TEN YEARS to fit trains with emergency exits? Have your say below

The train driver had suffered a heart attack and the guard was incapacitated by the crash – meaning both were unable to open the doors.

Despite two years of trials, RailCorp recently informed the Independent Transport Safety Regulator, which monitors the implementation of the Waterfall inquiry recommendations, that the rollout of the emergency exit system wouldn’t begin on Millennium and Oscar trains until next year.

It won’t be completed until 2015 – a decade after the change was first recommended.

Only a handful of Tangara trains, which were originally factory fitted with an internal emergency exit system as standard until it removed by CityRail before they entered service, have had the IEDR successfully retrofitted, while Waratah trains have the technology fitted as standard.

When installed, the system will allow passengers to call the train’s guard if the train stops and the doors do not open automatically.

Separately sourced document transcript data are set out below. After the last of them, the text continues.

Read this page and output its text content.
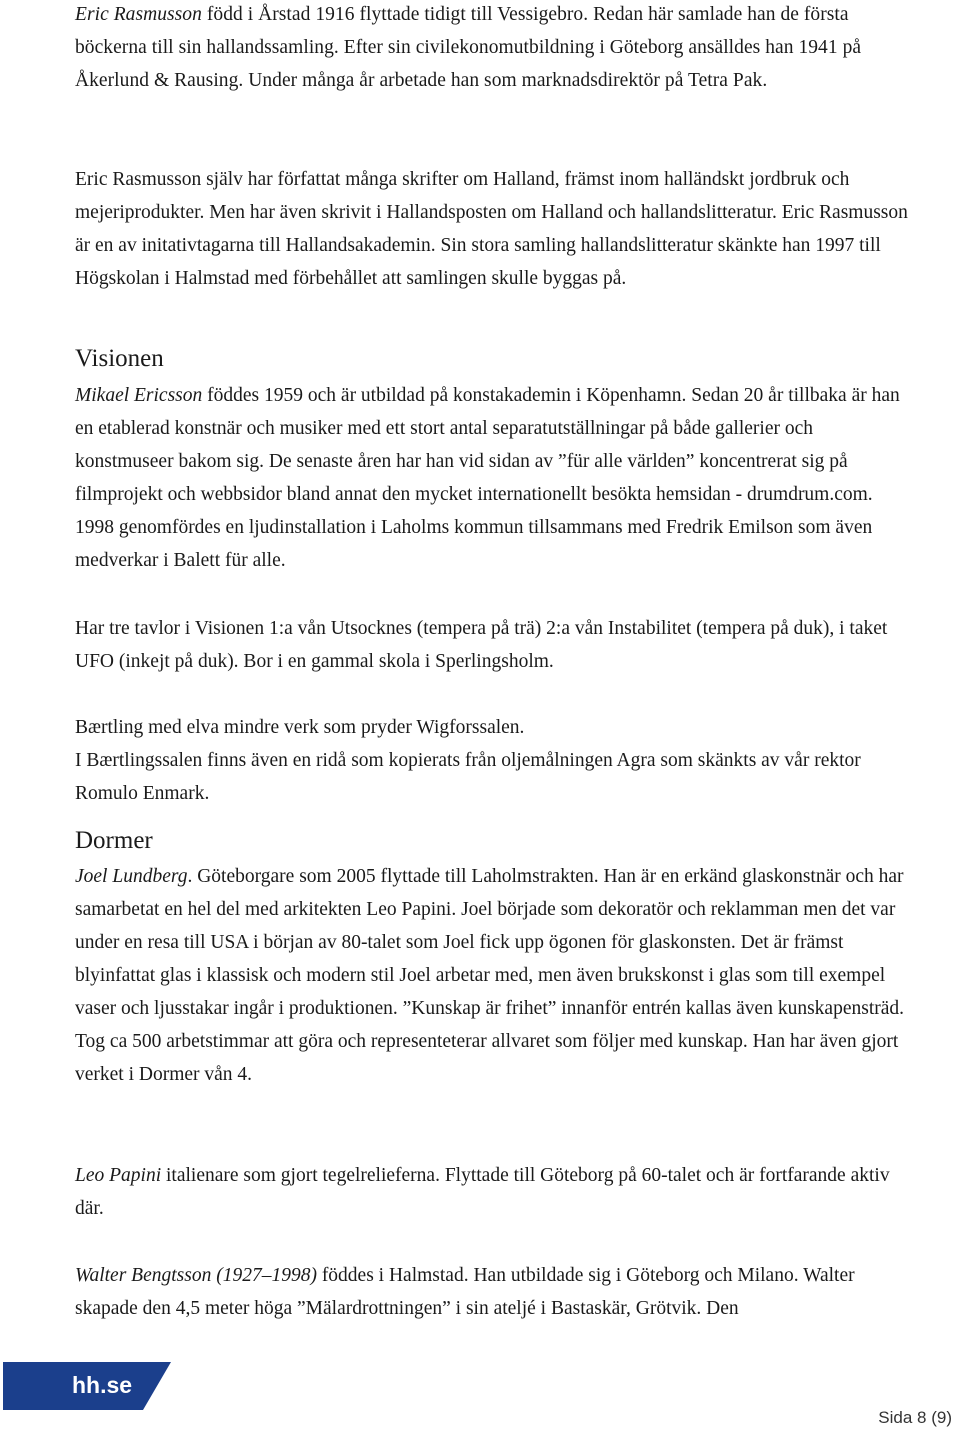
Eric Rasmusson född i Årstad 1916 flyttade tidigt till Vessigebro. Redan här samlade han de första böckerna till sin hallandssamling. Efter sin civilekonomutbildning i Göteborg ansälldes han 1941 på Åkerlund & Rausing. Under många år arbetade han som marknadsdirektör på Tetra Pak.

Eric Rasmusson själv har författat många skrifter om Halland, främst inom halländskt jordbruk och mejeriprodukter. Men har även skrivit i Hallandsposten om Halland och hallandslitteratur. Eric Rasmusson är en av initativtagarna till Hallandsakademin. Sin stora samling hallandslitteratur skänkte han 1997 till Högskolan i Halmstad med förbehållet att samlingen skulle byggas på.

Visionen

Mikael Ericsson föddes 1959 och är utbildad på konstakademin i Köpenhamn. Sedan 20 år tillbaka är han en etablerad konstnär och musiker med ett stort antal separatutställningar på både gallerier och konstmuseer bakom sig. De senaste åren har han vid sidan av ”für alle världen” koncentrerat sig på filmprojekt och webbsidor bland annat den mycket internationellt besökta hemsidan - drumdrum.com. 1998 genomfördes en ljudinstallation i Laholms kommun tillsammans med Fredrik Emilson som även medverkar i Balett für alle.

Har tre tavlor i Visionen 1:a vån Utsocknes (tempera på trä) 2:a vån Instabilitet (tempera på duk), i taket UFO (inkejt på duk). Bor i en gammal skola i Sperlingsholm.

Bærtling med elva mindre verk som pryder Wigforssalen.

I Bærtlingssalen finns även en ridå som kopierats från oljemålningen Agra som skänkts av vår rektor Romulo Enmark.

Dormer

Joel Lundberg. Göteborgare som 2005 flyttade till Laholmstrakten. Han är en erkänd glaskonstnär och har samarbetat en hel del med arkitekten Leo Papini. Joel började som dekoratör och reklamman men det var under en resa till USA i början av 80-talet som Joel fick upp ögonen för glaskonsten. Det är främst blyinfattat glas i klassisk och modern stil Joel arbetar med, men även brukskonst i glas som till exempel vaser och ljusstakar ingår i produktionen. ”Kunskap är frihet” innanför entrén kallas även kunskapensträd. Tog ca 500 arbetstimmar att göra och representeterar allvaret som följer med kunskap. Han har även gjort verket i Dormer vån 4.

Leo Papini italienare som gjort tegelrelieferna. Flyttade till Göteborg på 60-talet och är fortfarande aktiv där.

Walter Bengtsson (1927–1998) föddes i Halmstad. Han utbildade sig i Göteborg och Milano. Walter skapade den 4,5 meter höga ”Mälardrottningen” i sin ateljé i Bastaskär, Grötvik. Den

hh.se
Sida 8 (9)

If the guard does not answer, the call will be forwarded to the driver.

If the driver does not answer, the doors will then open, allowing passengers to escape.

A RailCorp spokesman said the opening of the doors during testing while the train was in motion was a deliberate test.

“Passengers will never be able to replicate these kinds of tests,” he said.

Despite the delays, the spokesman said RailCorp had made “steady” progress.

“Since the release of the final report of the Waterfall Inquiry in 2005, RailCorp has completed extensive risk assessments on the IEDR system and design to progress the retrofitting of Millennium and Oscar fleets,” he said.

“RailCorp has made continuous and steady progress on this passenger safety project.”